Selain dihukum penjara, pelaku korupsi di Indonesia dapat dijatuhi pidana tambahan berupa uang pengganti.
Berdasarkan UU Nomor 31 Tahun 1999 tentang Pemberantasan Tindak Pidana Korupsi (Tipikor), terpidana dapat diwajibkan membayar uang pengganti senilai harta benda yang ia peroleh dari hasil korupsi.
Bila terpidana tidak mampu membayar, maka hartanya akan dirampas. Kemudian jika hartanya belum mampu melunasi uang pengganti, terpidana akan diberi tambahan masa penjara.
(Baca: Indeks Anti-Korupsi Turun, Korupsi Makin Dianggap Wajar)
Kendati begitu, dalam praktiknya penjatuhan vonis hukuman uang pengganti tidak sebanding dengan kerugian negara.
Menurut pantauan Indonesia Corruption Watch (ICW), total kerugian negara akibat korupsi yang dinyatakan pengadilan pada 2023 mencapai Rp56 triliun.
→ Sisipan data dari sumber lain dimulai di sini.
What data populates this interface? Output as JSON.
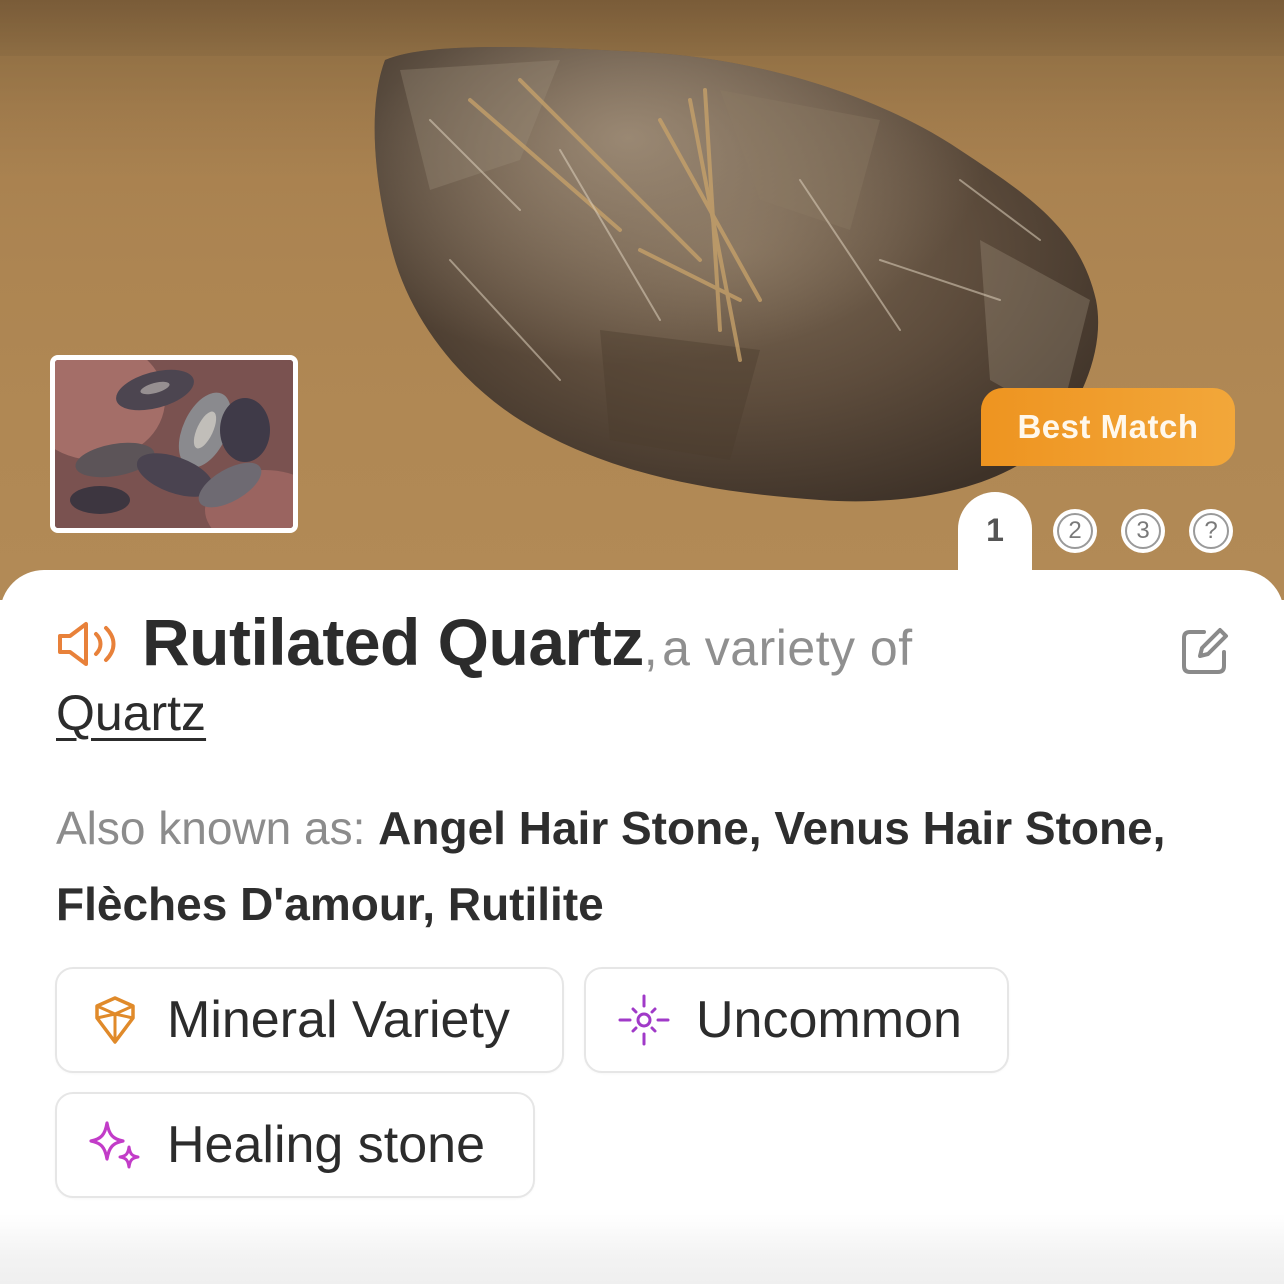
{
  "hero": {
    "badge_label": "Best Match",
    "pager": {
      "active": "1",
      "others": [
        "2",
        "3",
        "?"
      ]
    }
  },
  "result": {
    "name": "Rutilated Quartz",
    "separator": ",",
    "variety_prefix": "a variety of",
    "parent": "Quartz",
    "aka_label": "Also known as:",
    "aka_value": "Angel Hair Stone, Venus Hair Stone, Flèches D'amour, Rutilite"
  },
  "chips": [
    {
      "label": "Mineral Variety",
      "icon": "gem-outline-icon",
      "color": "#e08a2a"
    },
    {
      "label": "Uncommon",
      "icon": "sparkle-burst-icon",
      "color": "#a03ac8"
    },
    {
      "label": "Healing stone",
      "icon": "sparkles-icon",
      "color": "#c23cc8"
    }
  ],
  "colors": {
    "accent_orange": "#ee9420",
    "speaker_icon": "#e8813a",
    "text_dark": "#2c2c2c",
    "text_muted": "#8c8c8c"
  }
}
Sedangkan vonis hukuman uang pengganti yang dijatuhkan pengadilan pada 2023 hanya Rp7,34 triliun, sekitar 13% dari total kerugian negara.
Tren serupa terjadi pada tahun-tahun sebelumnya. Selama periode 2018-2022 nilai vonis hukuman uang pengganti hanya berkisar 2% sampai 34% dari total kerugian negara, dengan rincian seperti terlihat pada grafik.
"Rentang jarak yang terpaut sangat jauh antara uang pengganti dan kerugian memperlihatkan situasi pemidanaan korupsi belum membaik," kata ICW dalam Laporan Hasil Pemantauan Tren Vonis Tahun 2023.
"Alternatif pidana penjara pengganti juga diduga banyak dipilih oleh pelaku karena tidak harus membayar, melainkan hanya menjalani tambahan pemidanaan," lanjutnya.
Merespons kondisi ini, ICW merekomendasikan pemerintah dan DPR segera mengundangkan Rancangan Undang-Undang (RUU) Perampasan Aset, agar pemulihan kerugian akibat korupsi bisa dimaksimalkan.